I remember the warmth in my heart that I felt when I was just friends with my boyfriend and how that expanded little by little and imperceptibly into the love I now feel. It took a while before I was able to identify my emotion as love.
Emotions have the most power over us when we are unsure how to observe or look at them… they are sometimes like a wild caged creature that we want to pretend is not there, that we don’t want to let loose for fear we cannot tame it.
In ontological coaching, we use a tool that helps us become better observers of our emotions.
Why is this important?
Because whether we wish to shift or grow an emotion, we must first be able to look at it.
This tool is called linguistic reconstruction and was developed by Julio Olalla. Like most terms in philosophy, it sounds more complicated than it actually is. Let me explain…
Let’s say you work for CSI Miami. You get to a crime scene and see the victim, the weapon, and the evidence. You don’t know what happened but you put together the clues in order to reconstruct what has taken place. I sometimes think of emotions in the same way—they are suddenly in my being and I am not always sure how they got there, so it takes some piecing together to figure them out.
The other important piece about this tool is that it serves to translate what is non-verbal (emotions) into what is verbal (language). This is important because oftentimes we confuse facts (assertions) with opinions (assessments). For example, if I say, I am 5’3,” that is an assertion. If I say, I am short, that is an assessment. The assessments we make about ourselves and the world are big contributors to our emotions. When we can get clear on what is fact and what is opinion, we can get clear on our emotions.
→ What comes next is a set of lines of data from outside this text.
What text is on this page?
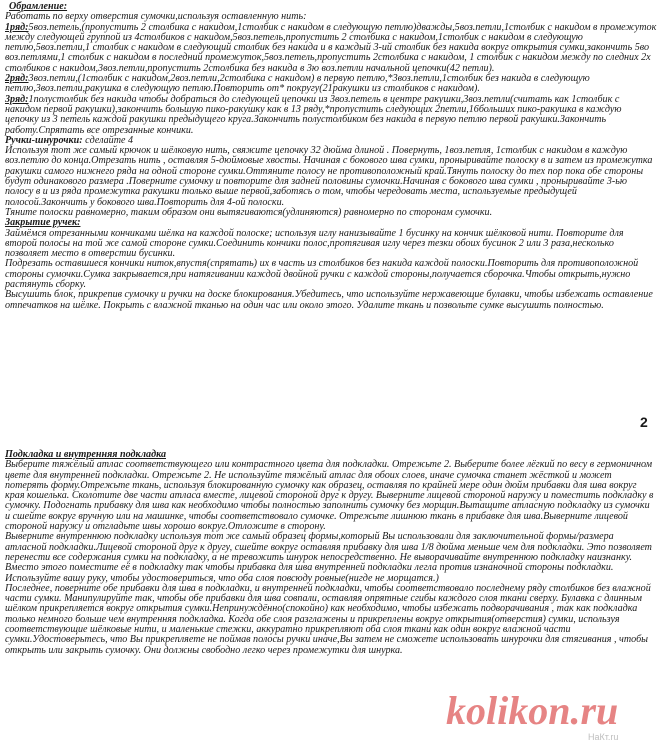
Обрамление:

Работать по верху отверстия сумочки,используя оставленную нить:

1ряд:5воз.петель,(пропустить 2 столбика с накидом,1столбик с накидом в следующую петлю)дважды,5воз.петли,1столбик с накидом в промежуток между следующей группой из 4столбиков с накидом,5воз.петель,пропустить 2 столбика с накидом,1столбик с накидом в следующую петлю,5воз.петли,1 столбик с накидом в следующий столбик без накида и в каждый 3-ий столбик без накида вокруг открытия сумки,закончить 5во воз.петлями,1 столбик с накидом в последний промежуток,5воз.петель,пропустить 2столбика с накидом, 1 столбик с накидом между по следних 2х столбиков с накидом,3воз.петли,пропустить 2столбика без накида в 3ю воз.петли начальной цепочки(42 петли).

2ряд:3воз.петли,(1столбик с накидом,2воз.петли,2столбика с накидом) в первую петлю,*3воз.петли,1столбик без накида в следующую петлю,3воз.петли,ракушка в следующую петлю.Повторить от* покругу(21ракушки из столбиков с накидом).

3ряд:1полустолбик без накида чтобы добраться до следующей цепочки из 3воз.петель в центре ракушки,3воз.петли(считать как 1столбик с накидом первой ракушки),закончить большую пико-ракушку как в 13 ряду,*пропустить следующих 2петли,16больших пико-ракушка в каждую цепочку из 3 петель каждой ракушки предыдущего круга.Закончить полустолбиком без накида в первую петлю первой ракушки.Закончить работу.Спрятать все отрезанные кончики.

Ручки-шнурочки: сделайте 4

Используя тот же самый крючок и шёлковую нить, свяжите цепочку 32 дюйма длиной . Повернуть, 1воз.петля, 1столбик с накидом в каждую воз.петлю до конца.Отрезать нить , оставляя 5-дюймовые хвосты. Начиная с бокового шва сумки, проныривайте полоску в и затем из промежутка ракушки самого нижнего ряда на одной стороне сумки.Оттяните полосу не противоположный край.Тянуть полоску до тех пор пока обе стороны будут одинакового размера .Поверните сумочку и повторите для задней половины сумочки.Начиная с бокового шва сумки , проныривайте 3-ью полосу в и из ряда промежутка ракушки только выше первой,заботясь о том, чтобы чередовать места, используемые предыдущей полосой.Закончить у бокового шва.Повторить для 4-ой полоски.

Тяните полоски равномерно, таким образом они вытягиваются(удлиняются) равномерно по сторонам сумочки.

Закрытие ручек:

Займёмся отрезанными кончиками шёлка на каждой полоске; используя иглу нанизывайте 1 бусинку на кончик шёлковой нити. Повторите для второй полосы на той же самой стороне сумки.Соединить кончики полос,протягивая иглу через тезки обоих бусинок 2 или 3 раза,несколько позволяет место в отверстии бусинки.

Подрезать оставшиеся кончики ниток,впустя(спрятать) их в часть из столбиков без накида каждой полоски.Повторить для противоположной стороны сумочки.Сумка закрывается,при натягивании каждой двойной ручки с каждой стороны,получается сборочка.Чтобы открыть,нужно растянуть сборку.

Высушить блок, прикрепив сумочку и ручки на доске блокирования.Убедитесь, что используйте нержавеющие булавки, чтобы избежать оставление отпечатков на шёлке. Покрыть с влажной тканью на один час или около этого. Удалите ткань и позвольте сумке высушить полностью.

2
Подкладка и внутренняя подкладка

Выберите тяжёлый атлас соответствующего или контрастного цвета для подкладки. Отрежьте 2. Выберите более лёгкий по весу в гермоничном цвете для внутренней подкладки. Отрежьте 2. Не используйте тяжёлый атлас для обоих слоев, иначе сумочка станет жёсткой и может потерять форму.Отрежьте ткань, используя блокированную сумочку как образец, оставляя по крайней мере один дюйм прибавки для шва вокруг края кошелька. Сколотите две части атласа вместе, лицевой стороной друг к другу. Выверните лицевой стороной наружу и поместить подкладку в сумочку. Подогнать прибавку для шва как необходимо чтобы полностью заполнить сумочку без морщин.Вытащите атласную подкладку из сумочки и сшейте вокруг вручную или на машинке, чтобы соответствовало сумочке. Отрежьте лишнюю ткань в прибавке для шва.Выверните лицевой стороной наружу и отгладьте швы хорошо вокруг.Отложите в сторону.

Выверните внутреннюю подкладку используя тот же самый образец формы,который Вы использовали для заключительной формы/размера атласной подкладки.Лицевой стороной друг к другу, сшейте вокруг оставляя прибавку для шва 1/8 дюйма меньше чем для подкладки. Это позволяет перенести все содержания сумки на подкладку, а не тревожить шнурок непосредственно. Не выворачивайте внутреннюю подкладку наизнанку. Вместо этого поместите её в подкладку так чтобы прибавка для шва внутренней подкладки легла против изнаночной стороны подкладки. Используйте вашу руку, чтобы удостовериться, что оба слоя повсюду ровные(нигде не морщатся.)

Последнее, поверните обе прибавки для шва в подкладки, и внутренней подкладки, чтобы соответствовало последнему ряду столбиков без влажной части сумки. Манипулируйте так, чтобы обе прибавки для шва совпали, оставляя опрятные сгибы каждого слоя ткани сверху. Булавка с длинным шёлком прикрепляется вокруг открытия сумки.Непринуждённо(спокойно) как необходимо, чтобы избежать подворачивания , так как подкладка только немного больше чем внутренняя подкладка. Когда обе слоя разглажены и прикреплены вокруг открытия(отверстия) сумки, используя соответствующие шёлковые нити, и маленькие стежки, аккуратно прикрепляют оба слоя ткани как один вокруг влажной части сумки.Удостоверьтесь, что Вы прикрепляете не поймав полосы ручки иначе,Вы затем не сможете использовать шнурочки для стягивания , чтобы открыть или закрыть сумочку. Они должны свободно легко через промежутки для шнурка.

kolikon.ru
НаКт.ru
Here is an example of linguistic reconstruction of Guilt:
- I assert that I did (or did not do) X. (Here X can be, for example, I stole something, I did not do what my partner asked me, etc.)
- I assess that I should (or should not) have done that.
- I assess that I have violated my own standards and values.
- I assess myself as a lesser human being.
- I declare that I cannot forgive myself.
- I declare that I deserve to be punished.
Declarations are also part of certain emotions. When we declare something to be true, we are creating our reality. With declarations, we commit to doing something in the future, and in that way, they lead us to action.
Here is an example of Courage:
- I assert that X is happening. (Here X can be, for example, something out of my comfort zone, a natural disaster, etc.)
- I assert that I am afraid.
- I am assessing my fear and it is no reason not to act.
- I declare my intention to act in spite of my fear.
Now it’s your turn to try some deconstruction!
Once you’re done you can post it in the comments section below to get feedback!
- Pick an emotion that has been showing up for you.
- Think about how you would explain the emotion to a friend – usually, you have a story about the what, how, or who of the emotion.
- Separate this story into assertions (facts) and assessments (opinions).
- A triggering event is a fact, so that would be an assertion.
- What you think about that event are your assessments.
- Now write down what these assessments lead you to do (what action they predispose you to). For example, in anger, I am inclined to punish, in compassion, I am inclined to help, and in fear, I’m inclined to run away.
Here is a skeleton of what your deconstruction would look like:
- I assert that “X” did or did not happen.
- I assess “X” as “Y.”
- I declare that I will (or will not) do “Z.”